Plimpton, as the movie paints him, was a romantic and idealist who kept close ties with the Kennedy family and was there to help wrest the gun from Sirhan Sirhan’s hand when Robert F. Kennedy was assassinated. Plimpton also enjoyed a party, hosting late-night soirees in New York with the likes of Gore Vidal, Truman Capote, Tom Wolfe and Allen Ginsberg. His son Taylor, who reads some of his father’s pieces throughout the film, recounts being kept up regularly by the late-night carousing. Plimpton was also friends with Hugh Hefner and dabbled in acting – we all know of his turn as a shrink in “Good Will Hunting” (1997), but he also had small parts in “Rio Lobo” (1970) and even “Lawrence of Arabia” (1962).

Not all were warm to the eclectic Plimpton. Several literati, such as James Salter, make brief appearances in the film to brand him a “dilettante” – something echoed by Plimpton himself, as the film is imbued with an eerie sense of rue that the journo did not produce “more serious” works.

Other notable local flavorings include former hockey player and coach Mike Milbury, who was one of the Bruins whom Plimpton (often seen wobbling on skates in clips) embedded with, and co-director Poling, who later partnered with Independent Film Festival Boston founder Adam Roffman for the beguiling 2015 short doc, “Spearhunter.”
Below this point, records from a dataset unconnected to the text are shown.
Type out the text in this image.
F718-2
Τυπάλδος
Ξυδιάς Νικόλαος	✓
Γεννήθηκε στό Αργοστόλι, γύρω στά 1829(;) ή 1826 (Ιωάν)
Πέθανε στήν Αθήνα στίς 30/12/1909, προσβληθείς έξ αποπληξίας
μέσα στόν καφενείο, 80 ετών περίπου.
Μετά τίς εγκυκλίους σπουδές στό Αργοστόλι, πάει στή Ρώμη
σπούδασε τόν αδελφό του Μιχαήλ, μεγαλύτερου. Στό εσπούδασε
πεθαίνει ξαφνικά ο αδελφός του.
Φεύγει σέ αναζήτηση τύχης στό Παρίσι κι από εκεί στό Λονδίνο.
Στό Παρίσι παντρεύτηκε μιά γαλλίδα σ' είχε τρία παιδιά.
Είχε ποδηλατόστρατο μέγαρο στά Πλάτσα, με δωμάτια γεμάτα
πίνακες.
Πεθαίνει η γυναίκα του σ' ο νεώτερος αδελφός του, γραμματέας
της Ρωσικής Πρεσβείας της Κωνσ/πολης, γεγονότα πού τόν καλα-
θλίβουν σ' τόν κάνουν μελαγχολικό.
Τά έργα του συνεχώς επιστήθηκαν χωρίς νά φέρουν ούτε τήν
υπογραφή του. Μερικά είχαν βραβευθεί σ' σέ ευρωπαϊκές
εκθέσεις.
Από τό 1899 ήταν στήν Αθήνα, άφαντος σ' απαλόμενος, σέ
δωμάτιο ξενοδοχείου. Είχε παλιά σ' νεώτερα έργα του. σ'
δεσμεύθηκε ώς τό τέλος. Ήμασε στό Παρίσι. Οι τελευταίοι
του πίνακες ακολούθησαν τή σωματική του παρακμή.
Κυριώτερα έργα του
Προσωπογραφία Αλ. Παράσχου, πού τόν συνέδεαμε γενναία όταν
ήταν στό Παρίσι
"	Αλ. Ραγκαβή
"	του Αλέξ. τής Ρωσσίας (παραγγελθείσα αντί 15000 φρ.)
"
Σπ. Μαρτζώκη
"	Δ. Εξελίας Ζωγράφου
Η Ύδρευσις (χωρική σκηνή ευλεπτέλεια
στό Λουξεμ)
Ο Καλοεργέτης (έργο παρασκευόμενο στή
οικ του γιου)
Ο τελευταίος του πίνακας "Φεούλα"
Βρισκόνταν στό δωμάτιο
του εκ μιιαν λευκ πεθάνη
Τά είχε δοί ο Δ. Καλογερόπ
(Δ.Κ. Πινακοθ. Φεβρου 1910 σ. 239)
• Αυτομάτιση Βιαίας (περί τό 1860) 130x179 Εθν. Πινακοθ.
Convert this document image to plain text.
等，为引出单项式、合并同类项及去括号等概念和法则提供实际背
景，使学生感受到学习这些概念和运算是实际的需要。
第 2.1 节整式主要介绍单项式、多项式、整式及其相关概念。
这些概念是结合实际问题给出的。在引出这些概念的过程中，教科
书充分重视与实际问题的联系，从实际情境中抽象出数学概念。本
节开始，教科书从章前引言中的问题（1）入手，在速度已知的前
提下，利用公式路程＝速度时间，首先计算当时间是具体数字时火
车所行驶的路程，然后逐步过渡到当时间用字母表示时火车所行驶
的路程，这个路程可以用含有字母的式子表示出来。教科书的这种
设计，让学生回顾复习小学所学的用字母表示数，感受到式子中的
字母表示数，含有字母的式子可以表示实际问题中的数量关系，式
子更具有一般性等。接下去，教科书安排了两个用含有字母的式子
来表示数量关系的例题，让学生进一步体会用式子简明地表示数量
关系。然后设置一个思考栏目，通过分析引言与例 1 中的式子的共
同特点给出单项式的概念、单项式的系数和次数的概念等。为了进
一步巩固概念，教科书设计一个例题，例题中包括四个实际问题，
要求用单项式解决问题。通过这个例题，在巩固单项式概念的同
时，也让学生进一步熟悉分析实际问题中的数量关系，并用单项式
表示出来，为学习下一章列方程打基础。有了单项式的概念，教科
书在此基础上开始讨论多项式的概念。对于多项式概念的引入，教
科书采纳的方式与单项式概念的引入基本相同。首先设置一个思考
Bigger familiar faces who make the doc include Ken Burns; “The Wild Bunch” (1969) screenwriter Walon Green, who directed an episode of the “Plimpton!” show; and author Jay McInerney (“Bright Lights, Big City”) whose literary career Plimpton helped launch. Bean and Poling’s balanced tribute makes clear Plimpton was a lover of adventure and new things, and wanted to bringing those experiences firsthand to his readers – and to do so he was unafraid to go into the lion’s den.